Ayer iba en el camión (así es, uso el camión, a pesar de ser un burguesito panista ultraderechista) y vi a una muchachita con una minifalda muy favorecedora. El segundo pensamiento que cruzó mi mente me hizo recordar un chiste que a continuación redacto. Feliz viernes.
 

En un tren viajaba una viejita. A su lado, iba sentada una joven y bien proporcionada damisela, utilizando una minifalda que mostraba todo aquello que las minifaldas muestran. Frente a la joven viajaba un argentino y, a su lado, frente a la viejita, un mexicano.

El tren entra en un túnel. Todo queda oscuro, y de pronto se escucha un tremendo cachetadón, de esos que hasta duele nomás de escucharlo. ¡SLAAAAAAP!

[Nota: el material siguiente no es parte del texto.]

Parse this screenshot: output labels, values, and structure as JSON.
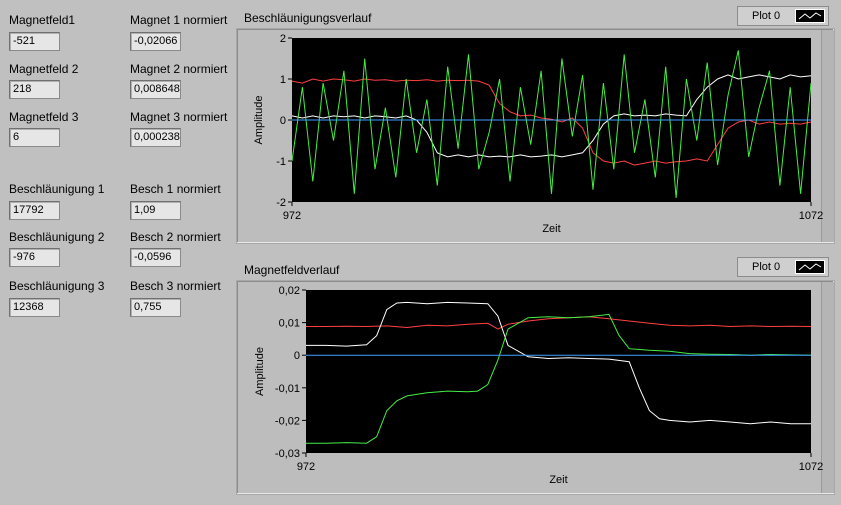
{
  "indicators": [
    {
      "label": "Magnetfeld1",
      "value": "-521"
    },
    {
      "label": "Magnetfeld 2",
      "value": "218"
    },
    {
      "label": "Magnetfeld 3",
      "value": "6"
    },
    {
      "label": "Magnet 1 normiert",
      "value": "-0,02066"
    },
    {
      "label": "Magnet 2 normiert",
      "value": "0,008648"
    },
    {
      "label": "Magnet 3 normiert",
      "value": "0,000238"
    },
    {
      "label": "Beschläunigung 1",
      "value": "17792"
    },
    {
      "label": "Beschläunigung 2",
      "value": "-976"
    },
    {
      "label": "Beschläunigung 3",
      "value": "12368"
    },
    {
      "label": "Besch 1 normiert",
      "value": "1,09"
    },
    {
      "label": "Besch 2 normiert",
      "value": "-0,0596"
    },
    {
      "label": "Besch 3 normiert",
      "value": "0,755"
    }
  ],
  "chart_data": [
    {
      "type": "line",
      "title": "Beschläunigungsverlauf",
      "legend_label": "Plot 0",
      "xlabel": "Zeit",
      "ylabel": "Amplitude",
      "xlim": [
        972,
        1072
      ],
      "ylim": [
        -2,
        2
      ],
      "x_ticks": [
        "972",
        "1072"
      ],
      "y_ticks": [
        {
          "v": 2,
          "t": "2"
        },
        {
          "v": 1,
          "t": "1"
        },
        {
          "v": 0,
          "t": "0"
        },
        {
          "v": -1,
          "t": "-1"
        },
        {
          "v": -2,
          "t": "-2"
        }
      ],
      "grid": false,
      "series": [
        {
          "color": "#ff4040",
          "x": [
            972,
            974,
            976,
            978,
            980,
            982,
            984,
            986,
            988,
            990,
            992,
            994,
            996,
            998,
            1000,
            1002,
            1004,
            1006,
            1008,
            1010,
            1012,
            1014,
            1016,
            1018,
            1020,
            1022,
            1024,
            1026,
            1028,
            1030,
            1032,
            1034,
            1036,
            1038,
            1040,
            1042,
            1044,
            1046,
            1048,
            1050,
            1052,
            1054,
            1056,
            1058,
            1060,
            1062,
            1064,
            1066,
            1068,
            1070,
            1072
          ],
          "y": [
            0.95,
            0.9,
            1.0,
            0.95,
            1.0,
            0.98,
            0.95,
            1.0,
            0.97,
            0.98,
            0.95,
            0.97,
            0.96,
            0.98,
            0.95,
            0.97,
            0.96,
            0.97,
            0.95,
            0.85,
            0.4,
            0.2,
            0.1,
            0.12,
            0.05,
            0.02,
            -0.05,
            0.05,
            -0.2,
            -0.8,
            -1.0,
            -1.05,
            -1.0,
            -1.1,
            -1.05,
            -1.0,
            -1.05,
            -1.02,
            -1.0,
            -0.95,
            -1.0,
            -0.6,
            -0.2,
            -0.05,
            0.0,
            -0.1,
            -0.05,
            -0.1,
            -0.08,
            -0.1,
            -0.05
          ]
        },
        {
          "color": "#ffffff",
          "x": [
            972,
            974,
            976,
            978,
            980,
            982,
            984,
            986,
            988,
            990,
            992,
            994,
            996,
            998,
            1000,
            1002,
            1004,
            1006,
            1008,
            1010,
            1012,
            1014,
            1016,
            1018,
            1020,
            1022,
            1024,
            1026,
            1028,
            1030,
            1032,
            1034,
            1036,
            1038,
            1040,
            1042,
            1044,
            1046,
            1048,
            1050,
            1052,
            1054,
            1056,
            1058,
            1060,
            1062,
            1064,
            1066,
            1068,
            1070,
            1072
          ],
          "y": [
            0.1,
            0.05,
            0.1,
            0.05,
            0.1,
            0.08,
            0.1,
            0.05,
            0.1,
            0.08,
            0.05,
            0.1,
            0.0,
            -0.3,
            -0.8,
            -0.9,
            -0.85,
            -0.9,
            -0.85,
            -0.9,
            -0.88,
            -0.9,
            -0.85,
            -0.9,
            -0.88,
            -0.85,
            -0.9,
            -0.85,
            -0.8,
            -0.5,
            -0.1,
            0.1,
            0.15,
            0.1,
            0.12,
            0.1,
            0.15,
            0.12,
            0.1,
            0.5,
            0.8,
            1.0,
            1.1,
            1.0,
            1.05,
            1.1,
            1.05,
            1.0,
            1.1,
            1.05,
            1.08
          ]
        },
        {
          "color": "#44ee44",
          "x": [
            972,
            974,
            976,
            978,
            980,
            982,
            984,
            986,
            988,
            990,
            992,
            994,
            996,
            998,
            1000,
            1002,
            1004,
            1006,
            1008,
            1010,
            1012,
            1014,
            1016,
            1018,
            1020,
            1022,
            1024,
            1026,
            1028,
            1030,
            1032,
            1034,
            1036,
            1038,
            1040,
            1042,
            1044,
            1046,
            1048,
            1050,
            1052,
            1054,
            1056,
            1058,
            1060,
            1062,
            1064,
            1066,
            1068,
            1070,
            1072
          ],
          "y": [
            -1.0,
            0.8,
            -1.5,
            0.9,
            -0.5,
            1.2,
            -1.8,
            1.5,
            -1.2,
            0.3,
            -1.4,
            1.0,
            -0.8,
            0.5,
            -1.6,
            1.3,
            -0.7,
            1.6,
            -1.2,
            -0.3,
            1.0,
            -1.5,
            0.8,
            -0.6,
            1.2,
            -1.8,
            1.5,
            -0.4,
            1.1,
            -1.7,
            0.9,
            -1.2,
            1.6,
            -0.8,
            0.5,
            -1.4,
            1.3,
            -1.9,
            1.0,
            -0.5,
            1.4,
            -1.1,
            0.6,
            1.7,
            -0.9,
            0.3,
            1.2,
            -1.6,
            0.8,
            -1.8,
            0.9
          ]
        },
        {
          "color": "#3fa0ff",
          "x": [
            972,
            1072
          ],
          "y": [
            0,
            0
          ]
        }
      ]
    },
    {
      "type": "line",
      "title": "Magnetfeldverlauf",
      "legend_label": "Plot 0",
      "xlabel": "Zeit",
      "ylabel": "Amplitude",
      "xlim": [
        972,
        1072
      ],
      "ylim": [
        -0.03,
        0.02
      ],
      "x_ticks": [
        "972",
        "1072"
      ],
      "y_ticks": [
        {
          "v": 0.02,
          "t": "0,02"
        },
        {
          "v": 0.01,
          "t": "0,01"
        },
        {
          "v": 0,
          "t": "0"
        },
        {
          "v": -0.01,
          "t": "-0,01"
        },
        {
          "v": -0.02,
          "t": "-0,02"
        },
        {
          "v": -0.03,
          "t": "-0,03"
        }
      ],
      "grid": false,
      "series": [
        {
          "color": "#ff4040",
          "x": [
            972,
            976,
            980,
            984,
            988,
            992,
            996,
            1000,
            1004,
            1008,
            1010,
            1012,
            1016,
            1020,
            1024,
            1028,
            1032,
            1036,
            1040,
            1044,
            1048,
            1052,
            1056,
            1060,
            1064,
            1068,
            1072
          ],
          "y": [
            0.0088,
            0.0088,
            0.0089,
            0.0088,
            0.009,
            0.0085,
            0.0092,
            0.009,
            0.0095,
            0.0098,
            0.008,
            0.0095,
            0.0105,
            0.0112,
            0.0115,
            0.0118,
            0.0112,
            0.0105,
            0.0098,
            0.0092,
            0.009,
            0.0092,
            0.0088,
            0.009,
            0.0088,
            0.0089,
            0.0088
          ]
        },
        {
          "color": "#ffffff",
          "x": [
            972,
            976,
            980,
            984,
            986,
            988,
            990,
            992,
            996,
            1000,
            1004,
            1008,
            1010,
            1012,
            1016,
            1020,
            1024,
            1028,
            1032,
            1036,
            1038,
            1040,
            1042,
            1044,
            1048,
            1052,
            1056,
            1060,
            1064,
            1068,
            1072
          ],
          "y": [
            0.003,
            0.003,
            0.0028,
            0.0032,
            0.006,
            0.014,
            0.016,
            0.0162,
            0.0158,
            0.0162,
            0.016,
            0.0158,
            0.012,
            0.003,
            -0.0005,
            -0.001,
            -0.0008,
            -0.001,
            -0.0012,
            -0.002,
            -0.01,
            -0.017,
            -0.0195,
            -0.02,
            -0.0205,
            -0.02,
            -0.0205,
            -0.021,
            -0.0205,
            -0.021,
            -0.021
          ]
        },
        {
          "color": "#44ee44",
          "x": [
            972,
            976,
            980,
            984,
            986,
            988,
            990,
            992,
            996,
            1000,
            1004,
            1006,
            1008,
            1010,
            1012,
            1016,
            1020,
            1024,
            1028,
            1032,
            1034,
            1036,
            1040,
            1044,
            1048,
            1052,
            1056,
            1060,
            1064,
            1068,
            1072
          ],
          "y": [
            -0.027,
            -0.027,
            -0.0268,
            -0.027,
            -0.025,
            -0.017,
            -0.014,
            -0.0125,
            -0.0115,
            -0.011,
            -0.0112,
            -0.011,
            -0.009,
            -0.0015,
            0.008,
            0.0115,
            0.0118,
            0.0115,
            0.0118,
            0.0125,
            0.006,
            0.002,
            0.0015,
            0.0012,
            0.0005,
            0.0003,
            0.0002,
            0.0,
            0.0002,
            0.0001,
            0.0
          ]
        },
        {
          "color": "#3fa0ff",
          "x": [
            972,
            1072
          ],
          "y": [
            0,
            0
          ]
        }
      ]
    }
  ]
}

El tren sale del túnel. Se vuelve a iluminar el vagón. El argentino se frota la cara, con gesto adolorido. Nadie dice nada, pero todos tienen sus pensamientos:

La viejita: "Este argentino mañoso. De seguro le acarició las piernas a esta muchacha, y ella le dio una cachetada. ¡Se lo merece!"

La muchacha: "¡Pobre argentino! Seguramente intentó tocarme las piernas, y el muy tontito tocó a la viejita, que le soltó su cachetada."

El argentino: "Maldito mexicano prieto. De seguro le tocó las piernas a esta muchacha, y ella pensó que fui yo y me propinó la cachetada. ¡Me duele!"

El mexicano: "¡Ja, ja, ja, ja! En cuanto entremos a otro tunel, ¡le vuelvo a rajar otra cachetada a este mugroso argentino!"